Mr. Al Bastaki also announced that the Board had formally adopted a new three-year strategic roadmap to commence in 2025. The strategy encompasses a phased international expansion, optimisation of internal operations, enhanced revenue diversification, long-term sustainability initiatives, and the advancement of innovation and digital transformation initiatives across all service lines.
“I extend my sincere appreciation to the CBB for its continued support of BENEFIT and its pivotal role in fostering a stable and progressive regulatory environment for the Kingdom’s banking and financial sector—an environment that has significantly reinforced Bahrain’s standing as a leading financial hub in the region,” said Mr. Al Bastaki. “I would also like to thank our partner banks and valued customers for their trust, and our shareholders for their ongoing encouragement. The achievements of 2024 set a strong precedent, and I am confident they will serve as a foundation for yet another successful and impactful year ahead.”
Chief Executive of BENEFIT; Mr. Abdulwahed AlJanahi commented, “The year 2024 represented another pivotal chapter in BENEFIT ’s evolution. We achieved substantial progress in advancing our digital strategy across multiple sectors, while reinforcing our long-term commitment to the development of Bahrain’s financial services and payments landscape. Throughout the year, we remained firmly aligned with our objective of delivering measurable value to our shareholders, strategic partners, and customers. At the same time, we continued to play an active role in enabling Bahrain’s digital economy by introducing innovative solutions and service enhancements that directly address market needs and future opportunities.”
Mr.
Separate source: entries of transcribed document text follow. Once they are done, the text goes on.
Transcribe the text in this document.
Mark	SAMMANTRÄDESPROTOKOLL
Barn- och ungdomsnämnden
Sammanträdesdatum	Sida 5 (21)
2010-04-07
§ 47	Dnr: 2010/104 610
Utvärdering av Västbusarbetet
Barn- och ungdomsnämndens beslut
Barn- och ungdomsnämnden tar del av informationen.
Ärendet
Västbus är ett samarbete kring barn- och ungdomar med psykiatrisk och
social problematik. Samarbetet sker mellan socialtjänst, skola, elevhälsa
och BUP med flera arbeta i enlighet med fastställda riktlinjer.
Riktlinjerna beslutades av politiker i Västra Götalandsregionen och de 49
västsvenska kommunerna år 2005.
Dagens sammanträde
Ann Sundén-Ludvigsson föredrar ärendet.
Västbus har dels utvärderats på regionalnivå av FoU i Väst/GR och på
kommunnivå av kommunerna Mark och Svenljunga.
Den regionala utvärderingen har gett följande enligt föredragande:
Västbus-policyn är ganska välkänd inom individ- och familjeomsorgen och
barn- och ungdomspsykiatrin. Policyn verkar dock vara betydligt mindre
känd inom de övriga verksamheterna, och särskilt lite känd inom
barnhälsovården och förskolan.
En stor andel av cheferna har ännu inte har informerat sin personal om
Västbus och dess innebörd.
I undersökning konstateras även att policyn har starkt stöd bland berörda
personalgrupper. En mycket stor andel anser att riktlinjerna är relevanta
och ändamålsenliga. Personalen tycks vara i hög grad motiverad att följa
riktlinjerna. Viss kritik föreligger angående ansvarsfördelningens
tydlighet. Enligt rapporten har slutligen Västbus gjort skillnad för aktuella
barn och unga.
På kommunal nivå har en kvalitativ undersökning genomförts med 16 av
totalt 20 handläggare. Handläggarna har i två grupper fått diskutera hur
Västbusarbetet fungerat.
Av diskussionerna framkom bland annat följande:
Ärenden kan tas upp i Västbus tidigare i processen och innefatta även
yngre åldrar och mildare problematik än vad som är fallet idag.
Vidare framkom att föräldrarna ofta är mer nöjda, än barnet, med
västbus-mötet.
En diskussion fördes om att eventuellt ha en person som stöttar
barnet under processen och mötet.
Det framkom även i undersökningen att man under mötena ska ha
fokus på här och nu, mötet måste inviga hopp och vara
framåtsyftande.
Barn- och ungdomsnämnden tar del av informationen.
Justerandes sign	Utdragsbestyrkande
AlJanahi affirmed that BENEFIT has successfully developed a robust and well-integrated payment network that connects individuals and businesses across Bahrain, accelerating the adoption of emerging technologies in the banking and financial services sector and reinforcing Bahrain’s position as a growing fintech hub, and added, “Our achievements of the past year reflect a long-term vision to establish a resilient electronic payment infrastructure that supports the Kingdom’s digital economy. Key developments in 2024 included the implementation of central authentication for open banking via BENEFIT Pay”
Mr. AlJanahi concluded by thanking the Board for its strategic direction, the company’s staff for their continued dedication, and the Central Bank of Bahrain, member banks, and shareholders for their valuable partnership and confidence in the company’s long-term vision.